Mas a disposição que polarizou a grande discussão política gerada por este diploma foi o artigo 48.º, que faz reverter para o domínio público as duas frequências FM, que, em 1985, foram licenciadas, uma à RDP e a outra à Rádio Renascença.
Quis-se sustentar a clara ilegalidade do despacho. É, todavia, indiscutível ter sido exarado no quadro e com estrita observância das disposições em vigor.
Pretendeu-se aduzir a natureza precária da atribuição das frequências. É pacífico, contudo, entre a doutrina mais prestigiada, que o acto administrativo foi constitutivo de direitos.
Sustentou-se, a seguir, que competiria aos tribunais, afinal, decidir sobre a matéria, mas tal atitude não corresponde, seguramente, a uma clara assumpção de responsabilidade pelas Assembleia da República, como o exige a salvaguarda do seu prestígio político.

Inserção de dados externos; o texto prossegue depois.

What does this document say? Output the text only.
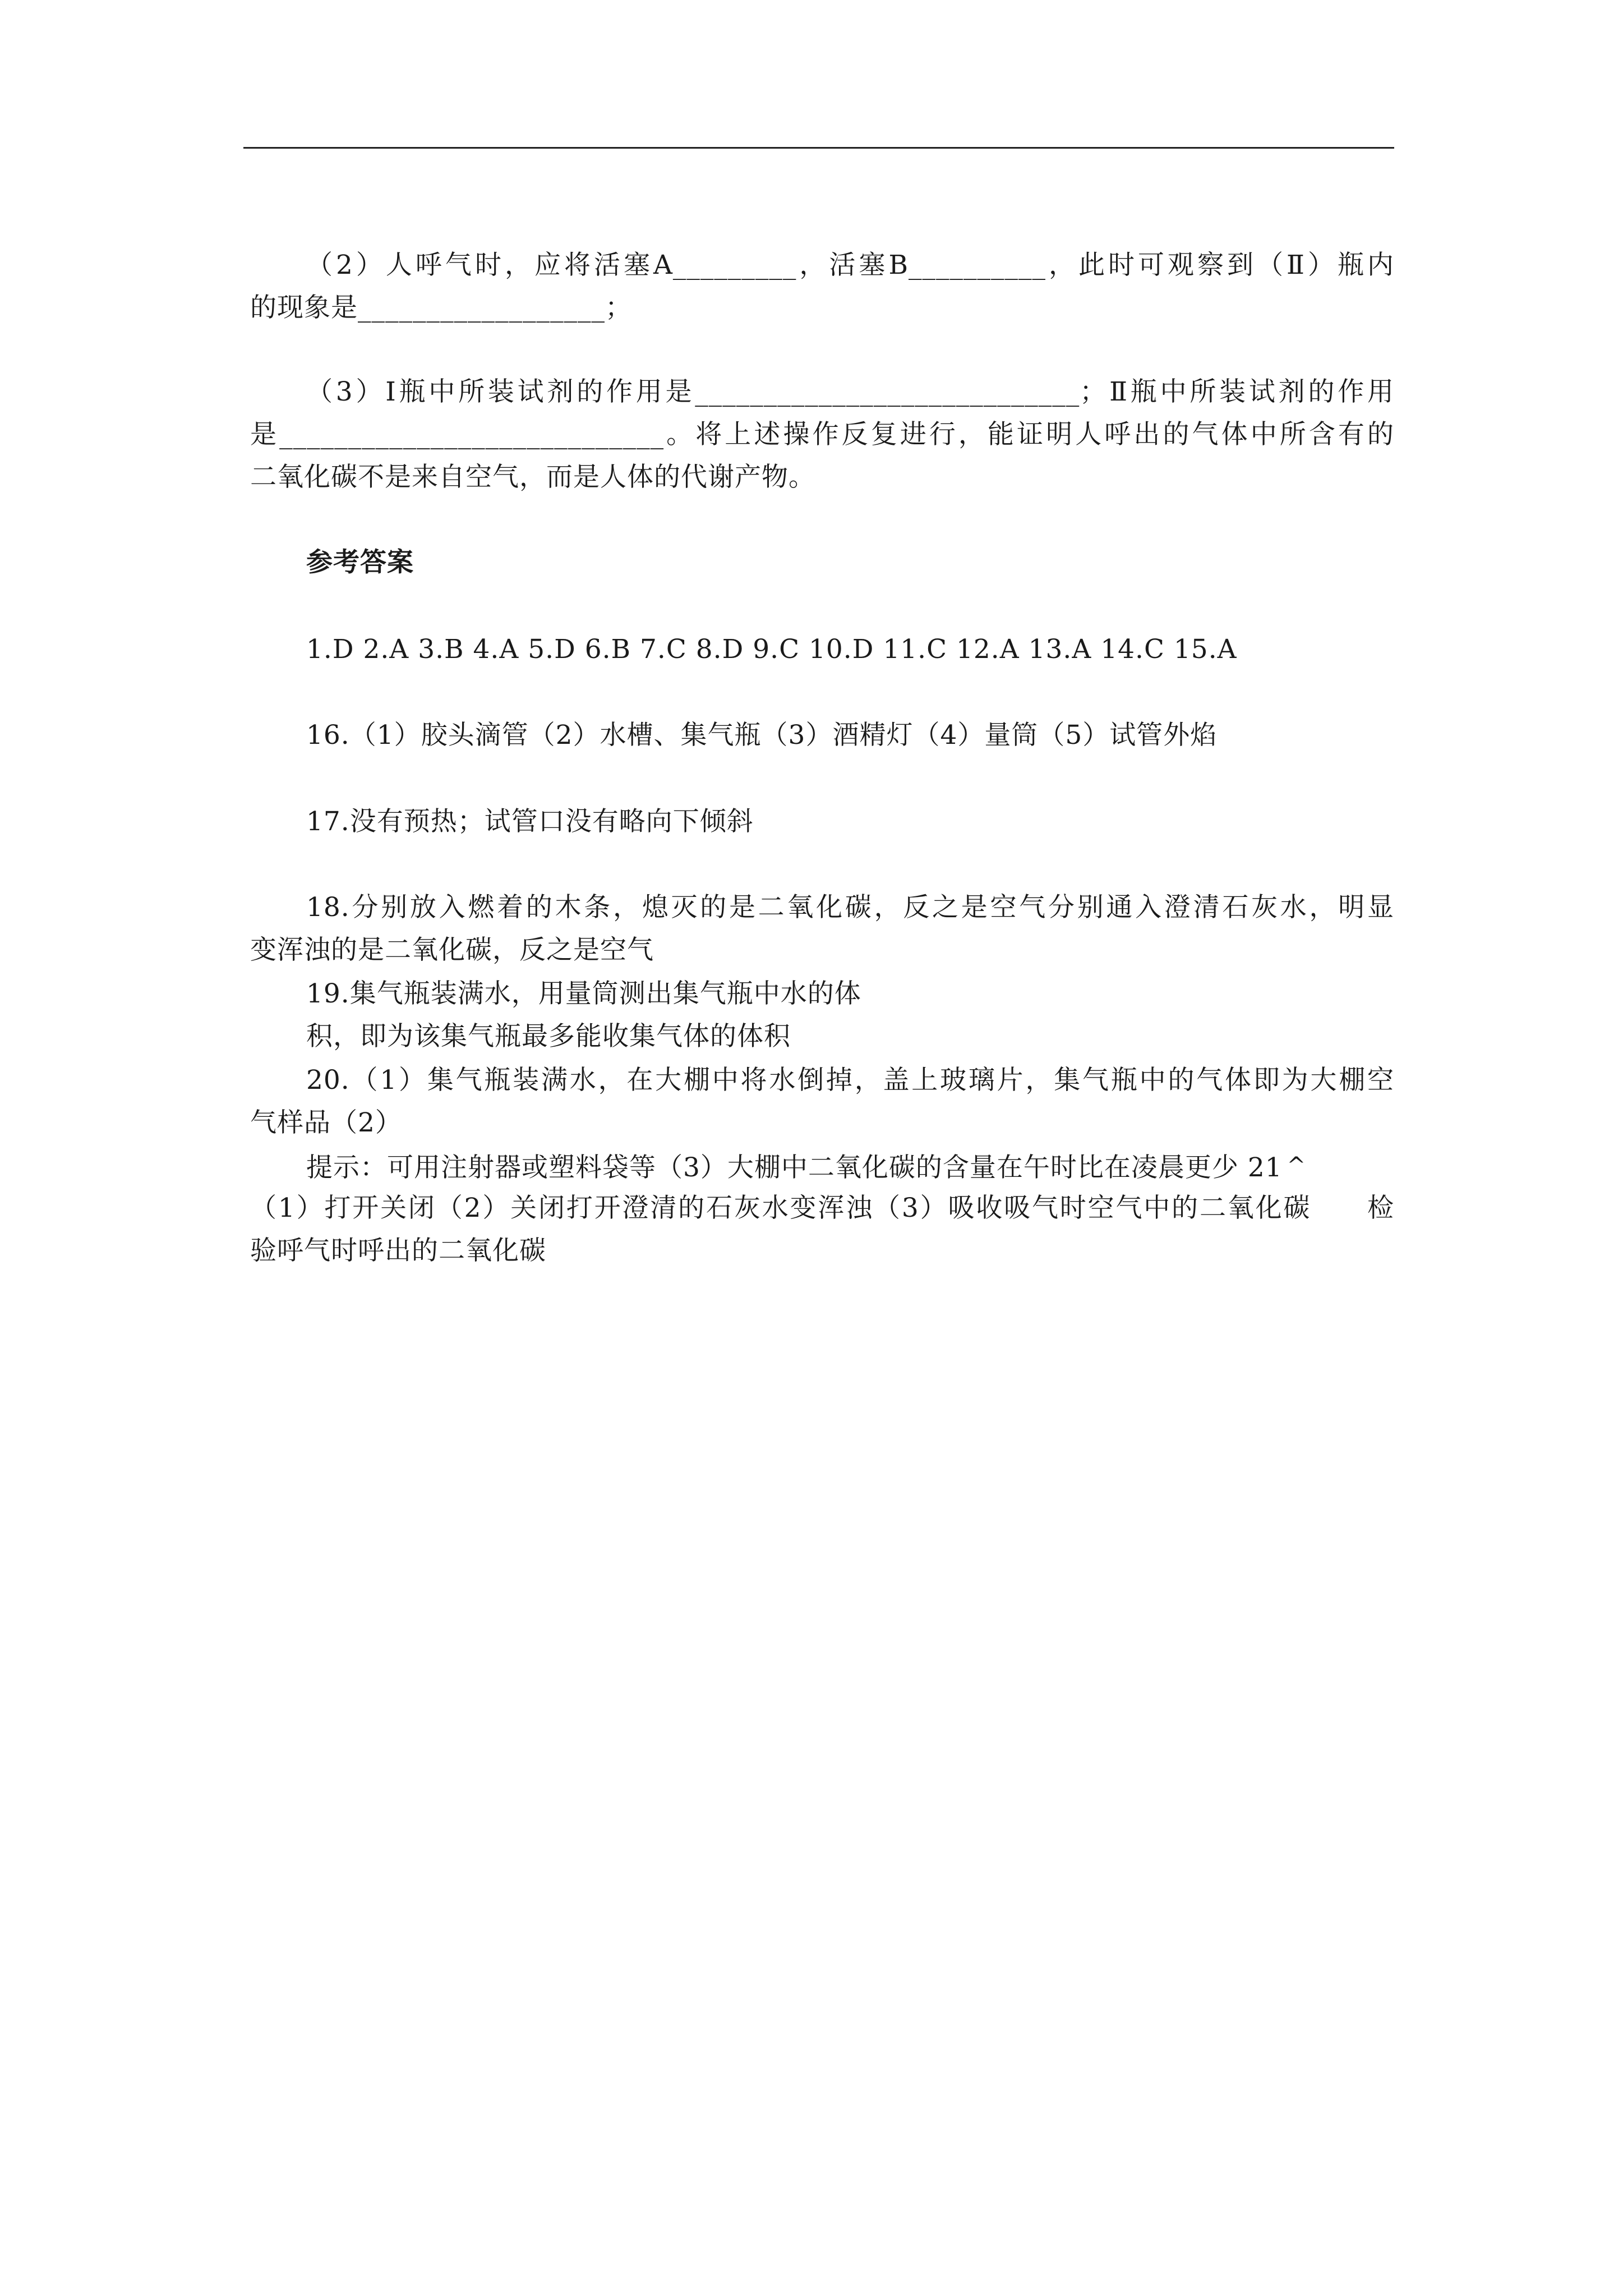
（2）人呼气时，应将活塞A_________，活塞B__________，此时可观察到（Ⅱ）瓶内
的现象是__________________；
（3）Ⅰ瓶中所装试剂的作用是____________________________；Ⅱ瓶中所装试剂的作用
是____________________________。将上述操作反复进行，能证明人呼出的气体中所含有的
二氧化碳不是来自空气，而是人体的代谢产物。
参考答案
1.D 2.A 3.B 4.A 5.D 6.B 7.C 8.D 9.C 10.D 11.C 12.A 13.A 14.C 15.A
16.（1）胶头滴管（2）水槽、集气瓶（3）酒精灯（4）量筒（5）试管外焰
17.没有预热；试管口没有略向下倾斜
18.分别放入燃着的木条，熄灭的是二氧化碳，反之是空气分别通入澄清石灰水，明显
变浑浊的是二氧化碳，反之是空气
19.集气瓶装满水，用量筒测出集气瓶中水的体
积，即为该集气瓶最多能收集气体的体积
20.（1）集气瓶装满水，在大棚中将水倒掉，盖上玻璃片，集气瓶中的气体即为大棚空
气样品（2）
提示：可用注射器或塑料袋等（3）大棚中二氧化碳的含量在午时比在凌晨更少 21 ^
（1）打开关闭（2）关闭打开澄清的石灰水变浑浊（3）吸收吸气时空气中的二氧化碳　　检
验呼气时呼出的二氧化碳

O Sr. Horácio Marçal (CDS): - Muito bem!

O Orador: - Sr. Presidente, Srs. Deputados: O veto do Sr. Presidente da República ao decreto n.º 61/IV teve por objectivo, como resulta da mensagem dirigida à Câmara, sugerir a reponderação e reapreciação dos seus preceitos. Por proposta do Partido Socialista, a Subcomissão da Comunicação Social ouviu, em sucessivas audiências, os Secretários de Estado Adjunto do Ministro Adjunto e para os Assuntos Parlamentares e das Comunicações, os conselhos de gerência da Rádio Renascença e da RDP e a comissão de trabalhadores desta empresa pública. Como os Srs. Deputados terão oportunidade de confirmar, pela leitura das actas que transcrevem a locução registada, estas audiências corroboraram, explicitamente, as críticas que vimos formulando ao diploma, designadamente quanto à controversa reversão.
Que fazer então? Eis a responsabilidade de cada um de nós. Não há paixão política ou desculpável exaltação emocional que se deva sobrepor à consideração dos dados essenciais.
Em primeiro lugar, os direitos conferidos à igreja católica pela Constituição e pela Concordata, sendo de ter presente que a Igreja, através dos séculos, desenvolveu a sua actividade de acordo com as necessidades e exigências de cada época.
Em segundo lugar, os valores prevalecentes na comunidade nacional e a necessidade de preservar a consonância das leis da República com esses valores.
Em terceiro lugar, um critério ponderado e duradouro de limitação constitucional da esfera da autonomia própria dos órgãos de soberania.
Em quarto lugar, a caracterização da República como um estado de direito democrático que impõe, sob pena de grave lesão dos princípios, o respeito dos direitos adquiridos.
Por último, a violação dos mesmos princípios e consequente falta de confiança dos particulares nas instituições, se por absurdo fosse imaginável que o Estado viesse a retirar com uma mão o que havia concedido com a outra.